She mentally measured the distance to where the girls played. Could she grab them and dash out the back door before the rider opened the street door?
She took a step on faltering legs, then heard the horse walk by. Clara edged toward the windows on the other side, careful to stay out of sight.
Her lungs emptied with a whoosh when she saw horse and rider leaving town.
Her faltering legs turned to pudding, and she crumpled to the floor.
Blue squatted at her side. “Clara, what’s wrong?”
She grabbed one of his hands and hung on, finding strength. “That man.”
He nodded. “The one that rode through town just now? Do you know him?”
She rocked her head back and forth. “I don’t think so, but he might be looking for me.”
He sat beside her, his back pressed to the wall, his shoulder against hers a source of encouragement, his hand still gripped in hers. She had no intention of letting go until her insides stopped quaking.
“Why would he be looking for you?”
She checked on the girls. They played contentedly with the doll and were out of earshot. “My father might have hired him.” She forced herself to take three slow breaths.
Blue waited silently, not moving, not rushing her, making no demands.
His patience steadied her. “I told you my father is controlling. That’s not the worst. He thinks I am incapable of taking care of myself, let alone the girls.” She told him how she’d been raised. How she’d gone home after her husband’s death. How she had discovered the girls were learning the same helplessness she’d learned.
Blue chuckled at little at that. “You’re about as helpless as a grizzly bear. In fact, you make me think of something Alice used to say. ‘Sooner come between a mother bear and her cubs than a mother and her children.’ You are as fierce as any bear.”
“Thanks. I think. But Father doesn’t see it that way. When I said I wanted to be in my own home, he bluntly refused and said if I tried to make my own way, he’d take the girls from me.”
“So you ran?”
She nodded, misery flooding her eyes. “But I know he won’t leave it at that. He’ll find me.” She closed her eyes and thought of all the places they’d been and how obvious they were. “A woman traveling with two girls isn’t hard to notice. He might have hired someone to find me for him.”
“It appears that rider had something else on his mind. He rode right through without even stopping.”
Clara nodded. “I wish it made me feel better, but it doesn’t. I know it’s only a matter of time until Father or a hireling finds me.” She bolted to her feet and crossed the room from one side to the other, checking the windows.
Blue waited until she stopped flying about, then came to her side.

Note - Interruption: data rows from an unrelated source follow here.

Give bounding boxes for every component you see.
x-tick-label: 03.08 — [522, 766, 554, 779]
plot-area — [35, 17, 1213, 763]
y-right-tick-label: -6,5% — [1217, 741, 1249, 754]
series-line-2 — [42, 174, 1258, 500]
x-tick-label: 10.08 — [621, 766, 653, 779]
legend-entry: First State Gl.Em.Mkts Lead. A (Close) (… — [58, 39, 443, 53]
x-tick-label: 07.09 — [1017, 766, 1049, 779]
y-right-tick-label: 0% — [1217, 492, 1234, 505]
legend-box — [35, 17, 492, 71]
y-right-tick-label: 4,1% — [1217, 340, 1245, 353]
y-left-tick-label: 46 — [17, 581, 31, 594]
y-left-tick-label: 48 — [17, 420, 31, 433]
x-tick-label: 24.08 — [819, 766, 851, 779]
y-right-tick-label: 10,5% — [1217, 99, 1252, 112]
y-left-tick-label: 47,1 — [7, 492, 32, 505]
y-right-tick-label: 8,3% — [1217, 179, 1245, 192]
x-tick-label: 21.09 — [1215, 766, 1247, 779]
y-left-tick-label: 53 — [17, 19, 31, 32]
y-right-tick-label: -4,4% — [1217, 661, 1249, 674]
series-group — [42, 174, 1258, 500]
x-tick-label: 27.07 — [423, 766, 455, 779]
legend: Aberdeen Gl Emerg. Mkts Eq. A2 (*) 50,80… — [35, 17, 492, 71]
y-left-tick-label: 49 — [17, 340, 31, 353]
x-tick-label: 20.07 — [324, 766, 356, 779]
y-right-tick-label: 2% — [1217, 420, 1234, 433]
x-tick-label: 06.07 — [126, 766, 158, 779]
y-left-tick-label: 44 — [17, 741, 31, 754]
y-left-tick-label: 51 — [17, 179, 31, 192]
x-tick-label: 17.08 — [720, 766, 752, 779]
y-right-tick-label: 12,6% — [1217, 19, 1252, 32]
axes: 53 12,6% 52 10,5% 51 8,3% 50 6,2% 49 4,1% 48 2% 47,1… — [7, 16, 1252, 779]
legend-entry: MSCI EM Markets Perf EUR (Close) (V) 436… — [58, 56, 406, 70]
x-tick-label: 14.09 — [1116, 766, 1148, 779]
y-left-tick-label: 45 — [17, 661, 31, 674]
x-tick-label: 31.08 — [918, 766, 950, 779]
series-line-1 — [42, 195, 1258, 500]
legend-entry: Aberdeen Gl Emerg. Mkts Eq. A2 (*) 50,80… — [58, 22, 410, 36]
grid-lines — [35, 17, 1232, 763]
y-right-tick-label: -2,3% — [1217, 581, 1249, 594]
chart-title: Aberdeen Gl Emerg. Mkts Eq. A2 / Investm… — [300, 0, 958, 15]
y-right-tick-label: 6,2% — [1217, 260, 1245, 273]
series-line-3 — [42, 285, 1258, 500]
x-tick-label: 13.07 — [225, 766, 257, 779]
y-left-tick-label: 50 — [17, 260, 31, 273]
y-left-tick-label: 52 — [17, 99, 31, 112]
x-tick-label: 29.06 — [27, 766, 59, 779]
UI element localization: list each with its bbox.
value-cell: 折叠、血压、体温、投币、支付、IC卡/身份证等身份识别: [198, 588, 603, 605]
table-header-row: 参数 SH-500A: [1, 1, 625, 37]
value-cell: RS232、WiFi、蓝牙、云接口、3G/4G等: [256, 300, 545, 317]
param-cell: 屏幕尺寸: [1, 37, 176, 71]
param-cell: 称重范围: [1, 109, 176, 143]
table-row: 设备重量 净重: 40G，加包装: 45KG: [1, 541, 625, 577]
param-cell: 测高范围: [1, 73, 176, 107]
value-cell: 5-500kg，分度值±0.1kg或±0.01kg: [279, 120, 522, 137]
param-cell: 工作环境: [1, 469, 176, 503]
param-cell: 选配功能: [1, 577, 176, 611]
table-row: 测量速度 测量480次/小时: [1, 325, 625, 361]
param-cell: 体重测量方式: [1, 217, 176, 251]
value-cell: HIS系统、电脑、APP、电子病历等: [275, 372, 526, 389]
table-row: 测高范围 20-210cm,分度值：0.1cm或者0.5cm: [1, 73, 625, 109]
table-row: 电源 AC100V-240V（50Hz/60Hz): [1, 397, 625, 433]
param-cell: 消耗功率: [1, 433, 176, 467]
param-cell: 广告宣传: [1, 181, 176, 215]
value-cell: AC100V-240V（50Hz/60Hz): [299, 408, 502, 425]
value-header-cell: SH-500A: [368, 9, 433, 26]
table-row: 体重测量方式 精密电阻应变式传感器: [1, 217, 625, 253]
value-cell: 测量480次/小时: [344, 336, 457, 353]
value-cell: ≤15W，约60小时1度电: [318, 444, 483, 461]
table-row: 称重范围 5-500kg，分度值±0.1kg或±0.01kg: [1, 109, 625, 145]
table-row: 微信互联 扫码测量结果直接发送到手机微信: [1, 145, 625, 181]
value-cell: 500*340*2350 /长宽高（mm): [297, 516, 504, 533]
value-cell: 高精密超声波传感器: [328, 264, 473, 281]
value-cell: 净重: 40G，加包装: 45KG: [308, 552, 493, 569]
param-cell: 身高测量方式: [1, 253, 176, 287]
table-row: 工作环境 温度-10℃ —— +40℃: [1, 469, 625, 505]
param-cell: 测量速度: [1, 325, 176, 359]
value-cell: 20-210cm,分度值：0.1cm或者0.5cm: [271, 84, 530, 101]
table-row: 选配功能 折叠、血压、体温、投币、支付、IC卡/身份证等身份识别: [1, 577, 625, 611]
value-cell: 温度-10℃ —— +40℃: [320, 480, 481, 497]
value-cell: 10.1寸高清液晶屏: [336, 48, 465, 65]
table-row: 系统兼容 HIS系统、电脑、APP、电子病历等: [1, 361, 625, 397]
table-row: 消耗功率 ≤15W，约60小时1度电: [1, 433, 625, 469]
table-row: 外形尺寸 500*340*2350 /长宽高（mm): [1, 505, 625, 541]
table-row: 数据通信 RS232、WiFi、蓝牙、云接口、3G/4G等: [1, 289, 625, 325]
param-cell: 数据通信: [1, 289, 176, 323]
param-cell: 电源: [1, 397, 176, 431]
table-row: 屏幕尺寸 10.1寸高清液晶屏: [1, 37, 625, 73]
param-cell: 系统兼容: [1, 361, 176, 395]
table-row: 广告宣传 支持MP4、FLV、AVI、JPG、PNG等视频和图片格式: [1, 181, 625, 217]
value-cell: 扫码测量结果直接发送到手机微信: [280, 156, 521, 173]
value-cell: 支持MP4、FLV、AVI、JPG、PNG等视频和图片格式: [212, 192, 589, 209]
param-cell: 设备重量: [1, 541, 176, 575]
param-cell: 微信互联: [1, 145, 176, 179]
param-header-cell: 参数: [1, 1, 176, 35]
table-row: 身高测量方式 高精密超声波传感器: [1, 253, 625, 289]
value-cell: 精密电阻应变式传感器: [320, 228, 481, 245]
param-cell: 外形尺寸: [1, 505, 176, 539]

“So what do you plan to do?”
She faced him. “I trust you’ll not repeat a word of this to anyone.”
He held her gaze without his expression changing.
She nodded, satisfied, though she’d known he wouldn’t even without asking. She shifted her attention, saw Eleanor watching her and smiled as reassuringly as she could.
Eleanor seemed satisfied and turned back to playing with the doll.
“Let’s go to the entryway.” She went to the little room separated from the sanctuary part of the church by a half-constructed wall. The girls wouldn’t be able to see them or hear what she had to say.
Blue followed, leaned against the wall and waited.
She paced in the tiny space, twisting her hands as her mind went round and round with what-ifs and if-onlys.
He caught her hands and pulled her to a halt facing him. His gentle smile calmed her.
“My plan is to go to Fort Calgary, where I hope there is a job waiting for me on a farm out of town.” She told him of writing in answer to a notice about a man needing someone to care for his children. She omitted the worry that her letter might still be en route. “I thought I’d be there by now, but Petey said he had to go to Fort Macleod. As soon as he comes back, he said he’d make the trip.”
Blue rubbed the backs of her hands with his thumbs. “What makes you think you’ll be safe there?”
She lowered her head, unwilling to admit she had no assurances.